Dans son livre Mon royaume pour un cheval (1949), mais aussi dans Le Tombeau de la Rouërie, publié en 2000, Michel Mohrt rendait hommage, sans souci du politiquement correct et des mythes dominants, à ses amis égarés, par idéal et sans calcul, dans le camp des maudits ; notamment à Jean Bassompierre, qui lutta contre le stalinisme sur le front de l’Est sous l’uniforme allemand.
Fuyant l’atmosphère étouffante, le climat de guerre civile larvée de l’après-guerre, il s’installera en 1947 (et jusqu’en 1952) en Amérique où il enseignera dans plusieurs universités prestigieuses, aux Etats-Unis et au Canada, n’hésitant pas à soumettre à ses étudiants lors de ses cours sur le roman français contemporain, les œuvres d’écrivains, qui, de Robert Brasillach à Pierre DrieuLa Rochelle en passant par Paul Morand et Marcel Jouhandeau, figuraient sur la liste noire dressée alors par les communistes et le Comité d’épuration.

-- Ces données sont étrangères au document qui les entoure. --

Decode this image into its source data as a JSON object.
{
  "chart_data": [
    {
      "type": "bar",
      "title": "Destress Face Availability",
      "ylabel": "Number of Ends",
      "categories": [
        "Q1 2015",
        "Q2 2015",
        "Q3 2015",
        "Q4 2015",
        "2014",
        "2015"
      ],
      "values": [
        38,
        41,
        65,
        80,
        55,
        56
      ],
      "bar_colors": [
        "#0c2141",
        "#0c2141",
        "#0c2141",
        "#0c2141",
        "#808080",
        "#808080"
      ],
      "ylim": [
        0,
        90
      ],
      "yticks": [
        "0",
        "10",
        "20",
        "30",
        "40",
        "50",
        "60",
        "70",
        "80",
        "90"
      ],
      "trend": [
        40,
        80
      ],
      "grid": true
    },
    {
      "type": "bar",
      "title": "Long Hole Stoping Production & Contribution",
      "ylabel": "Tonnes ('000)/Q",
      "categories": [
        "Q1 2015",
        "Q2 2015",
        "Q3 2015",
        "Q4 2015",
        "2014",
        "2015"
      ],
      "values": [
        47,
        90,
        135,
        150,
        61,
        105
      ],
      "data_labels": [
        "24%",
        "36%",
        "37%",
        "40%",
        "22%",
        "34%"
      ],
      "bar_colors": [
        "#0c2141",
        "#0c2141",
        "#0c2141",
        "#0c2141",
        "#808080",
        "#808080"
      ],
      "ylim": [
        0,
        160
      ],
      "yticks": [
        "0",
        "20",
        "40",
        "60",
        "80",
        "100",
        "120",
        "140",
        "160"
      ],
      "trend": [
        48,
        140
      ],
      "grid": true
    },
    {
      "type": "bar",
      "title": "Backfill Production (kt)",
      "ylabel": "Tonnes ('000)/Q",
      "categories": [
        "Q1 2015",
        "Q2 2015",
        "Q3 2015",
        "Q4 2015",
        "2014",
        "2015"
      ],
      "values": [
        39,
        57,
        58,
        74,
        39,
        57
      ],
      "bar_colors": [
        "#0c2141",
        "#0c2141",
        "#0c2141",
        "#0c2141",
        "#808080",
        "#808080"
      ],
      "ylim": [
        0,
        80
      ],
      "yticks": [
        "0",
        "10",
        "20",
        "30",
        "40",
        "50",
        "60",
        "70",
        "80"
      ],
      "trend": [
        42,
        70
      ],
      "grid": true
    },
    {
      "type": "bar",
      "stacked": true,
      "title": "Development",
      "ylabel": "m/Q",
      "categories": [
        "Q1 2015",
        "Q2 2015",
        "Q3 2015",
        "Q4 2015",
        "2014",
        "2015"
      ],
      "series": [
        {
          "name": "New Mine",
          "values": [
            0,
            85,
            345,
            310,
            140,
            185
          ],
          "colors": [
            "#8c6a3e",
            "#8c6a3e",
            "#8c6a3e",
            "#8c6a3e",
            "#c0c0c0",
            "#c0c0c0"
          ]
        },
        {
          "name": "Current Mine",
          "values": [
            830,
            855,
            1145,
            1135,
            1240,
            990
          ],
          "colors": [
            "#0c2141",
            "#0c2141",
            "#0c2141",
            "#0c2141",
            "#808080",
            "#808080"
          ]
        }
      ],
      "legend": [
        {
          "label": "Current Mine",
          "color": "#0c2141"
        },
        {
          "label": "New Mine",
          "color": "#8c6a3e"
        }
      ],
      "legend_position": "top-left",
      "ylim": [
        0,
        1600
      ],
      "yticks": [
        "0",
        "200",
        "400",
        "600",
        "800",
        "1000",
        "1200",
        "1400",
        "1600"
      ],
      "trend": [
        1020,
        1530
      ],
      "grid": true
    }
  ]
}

Spécialiste de la littérature anglo-saxonne, il intégrera en 1952, la maison Gallimard comme responsable des traductions. C’est son amour pour l’œuvre de William Faulkner qui fera éclore la fidèle et longue amitié qui le liera, bien avant son entrée à l’Académie, à un autre « immortel », de trente ans son cadet, Erik Orsenna. « Plume » fameuse de François Mitterrand du temps où il était son « conseiller culturel », celui-ci lui a rendu un bel hommage, rappelant notamment avec émotion leurs rencontres annuelles à Loquirec (Finistère) en compagnie de la grande helléniste et académicienne Jacqueline de Romilly qui y venait en villégiature.
Dans le quotidien Le Telegramme Erik Orsenna confiait : «J’ai l’impression (que (Michel Mohrt) était resté sur les mêmes racines idéologiques, mais on n’en parlait pas». «Lui et moi étions nourris de Bretagne. Lui était de là et moi d’adoption. Puis nous avions cette passion de la mer et celle de la littérature américaine. C’est très étrange que deux fous de Bretagne, l’un de gauche, l’autre de droite, se soient retrouvés dans cette passion pour Faulkner» . «Relisez La prison maritime ajoutait-il, c’est un livre étonnant, avec un côté adolescent, bourré de force, de camaraderie et d’aventure».
Est-il cependant utile de préciser que la belle langue classique de Michel Mohrt n’est guère soumise à la curiosité des jeunes générations. Notamment dans les écoles de notre république décadente où nos adolescents se voient contraints d’ingurgiter, tant bien que mal, un brouet d’auteurs contemporains, médiocre et indigeste, mais beaucoup plus dans l’air (vicié) du temps.